Thankfully, my earthquake experiences, though frequent, have all been minor.
   Fast forward a few years. I was running Bass Lake State Beach near Knox, IN. I was to go to a two-day meeting the following day so I hopped on my 100cc Kawasaki motorcycle to put-put down to the bank to get some folding money for the journey. Halfway to the bank on S.R. 10 circling the south edge of Bass Lake, the bike almost slid out from under me. Wowser!
    I slowed through that stretch of road on the return trip but saw no oily spots or other reasons for the near-crash.  That evening on the news the talking heads revealed we’d had a five point five at the time of my incident. I was nearly a statistic!
   These were, apparently, single jolts where the substrate deep below the surface adjusted to the pressure put upon them in one snap of the finger movement. The next one was different.

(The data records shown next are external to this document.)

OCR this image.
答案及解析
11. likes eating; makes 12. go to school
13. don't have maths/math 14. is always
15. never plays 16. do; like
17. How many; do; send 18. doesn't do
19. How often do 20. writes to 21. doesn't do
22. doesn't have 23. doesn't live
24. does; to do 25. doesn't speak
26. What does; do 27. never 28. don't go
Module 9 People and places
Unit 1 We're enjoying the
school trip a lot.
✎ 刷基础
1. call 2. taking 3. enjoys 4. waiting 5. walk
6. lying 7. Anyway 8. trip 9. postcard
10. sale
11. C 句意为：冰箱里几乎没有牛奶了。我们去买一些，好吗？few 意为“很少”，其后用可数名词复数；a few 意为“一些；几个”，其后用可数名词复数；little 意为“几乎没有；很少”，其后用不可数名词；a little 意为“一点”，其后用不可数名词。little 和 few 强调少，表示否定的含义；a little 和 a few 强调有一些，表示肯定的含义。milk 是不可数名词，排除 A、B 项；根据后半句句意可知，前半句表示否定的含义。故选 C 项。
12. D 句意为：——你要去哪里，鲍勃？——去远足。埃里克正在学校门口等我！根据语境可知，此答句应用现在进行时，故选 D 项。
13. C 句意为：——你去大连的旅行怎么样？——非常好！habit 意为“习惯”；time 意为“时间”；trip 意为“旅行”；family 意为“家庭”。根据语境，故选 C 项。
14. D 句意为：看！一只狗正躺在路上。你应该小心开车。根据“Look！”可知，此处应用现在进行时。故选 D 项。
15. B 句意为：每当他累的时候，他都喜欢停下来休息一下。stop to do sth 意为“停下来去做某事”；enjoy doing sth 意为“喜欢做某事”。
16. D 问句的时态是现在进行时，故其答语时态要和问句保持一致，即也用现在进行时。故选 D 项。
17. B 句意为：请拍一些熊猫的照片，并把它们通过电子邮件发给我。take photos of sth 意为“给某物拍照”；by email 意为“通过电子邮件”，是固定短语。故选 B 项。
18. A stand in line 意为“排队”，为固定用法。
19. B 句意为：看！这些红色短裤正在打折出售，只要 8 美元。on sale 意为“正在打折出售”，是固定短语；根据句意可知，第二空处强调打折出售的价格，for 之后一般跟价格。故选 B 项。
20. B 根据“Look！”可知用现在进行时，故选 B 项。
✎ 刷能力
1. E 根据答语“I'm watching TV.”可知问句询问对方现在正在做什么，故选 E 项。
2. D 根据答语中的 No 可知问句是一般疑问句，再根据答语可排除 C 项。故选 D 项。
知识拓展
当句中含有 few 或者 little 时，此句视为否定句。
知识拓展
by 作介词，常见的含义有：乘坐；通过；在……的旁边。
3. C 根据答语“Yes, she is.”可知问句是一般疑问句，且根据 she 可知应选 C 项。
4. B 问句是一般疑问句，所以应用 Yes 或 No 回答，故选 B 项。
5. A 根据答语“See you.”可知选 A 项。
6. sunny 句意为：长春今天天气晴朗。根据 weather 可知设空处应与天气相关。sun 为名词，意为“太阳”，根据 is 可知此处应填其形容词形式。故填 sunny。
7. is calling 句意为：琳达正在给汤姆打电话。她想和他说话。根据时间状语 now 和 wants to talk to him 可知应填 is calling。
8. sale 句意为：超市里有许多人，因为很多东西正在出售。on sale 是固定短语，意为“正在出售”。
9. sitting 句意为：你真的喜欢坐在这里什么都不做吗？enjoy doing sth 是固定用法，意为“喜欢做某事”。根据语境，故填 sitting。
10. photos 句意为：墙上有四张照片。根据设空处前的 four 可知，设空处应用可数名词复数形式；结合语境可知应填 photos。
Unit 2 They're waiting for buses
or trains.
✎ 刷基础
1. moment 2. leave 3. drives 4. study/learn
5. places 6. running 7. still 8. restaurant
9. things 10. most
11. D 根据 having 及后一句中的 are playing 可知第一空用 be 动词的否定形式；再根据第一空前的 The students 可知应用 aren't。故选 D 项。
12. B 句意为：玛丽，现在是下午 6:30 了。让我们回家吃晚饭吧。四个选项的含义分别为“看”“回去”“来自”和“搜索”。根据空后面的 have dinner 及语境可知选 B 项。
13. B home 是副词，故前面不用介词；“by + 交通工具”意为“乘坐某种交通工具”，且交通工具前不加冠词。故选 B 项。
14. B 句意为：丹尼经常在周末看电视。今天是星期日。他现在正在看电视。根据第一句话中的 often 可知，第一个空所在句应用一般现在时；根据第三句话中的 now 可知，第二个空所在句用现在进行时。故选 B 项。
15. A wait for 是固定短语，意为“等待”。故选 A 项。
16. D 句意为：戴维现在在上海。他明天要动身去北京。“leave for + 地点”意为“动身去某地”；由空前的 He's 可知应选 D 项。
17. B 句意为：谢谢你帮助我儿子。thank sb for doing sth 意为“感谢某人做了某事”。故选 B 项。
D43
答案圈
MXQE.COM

   I was sitting in a friend’s house in southwest Indiana when the whole house started shaking. It lasted long enough for me to ask him, “Does your house shake like this often?”  “No,”  he said, “only when they are blasting in the coal mines.”
   A blast would be a one-time shake. This one went on long enough for us to have a conversation! Five point six was the official report.
   To give you an idea of how earthquakes work, I have one more experience to relate. The rocky substrate deep below the surface shifts and the energy released radiates out like waves created by tossing a rock into a pond.
   I didn’t feel this one, but my wife did. She was on the phone, talking to one of my sisters living  100 miles away.  In the midst of the conversation, my sister interrupted the flow of the conversation saying, “Oh, I think we are having an earthquake.”  They talked for a few seconds and then my wife started feeling the vibrations underfoot as the waves moved out from the epicenter. I was driving at the time and felt nothing. Another five point something had occurred.
   These were all “minor” quakes and I’m not belittling those who have suffered major quakes. It’s a tough world out there with storms, quakes and other natural disasters awaiting us foolish humans who think we are above or immune to nature’s fury.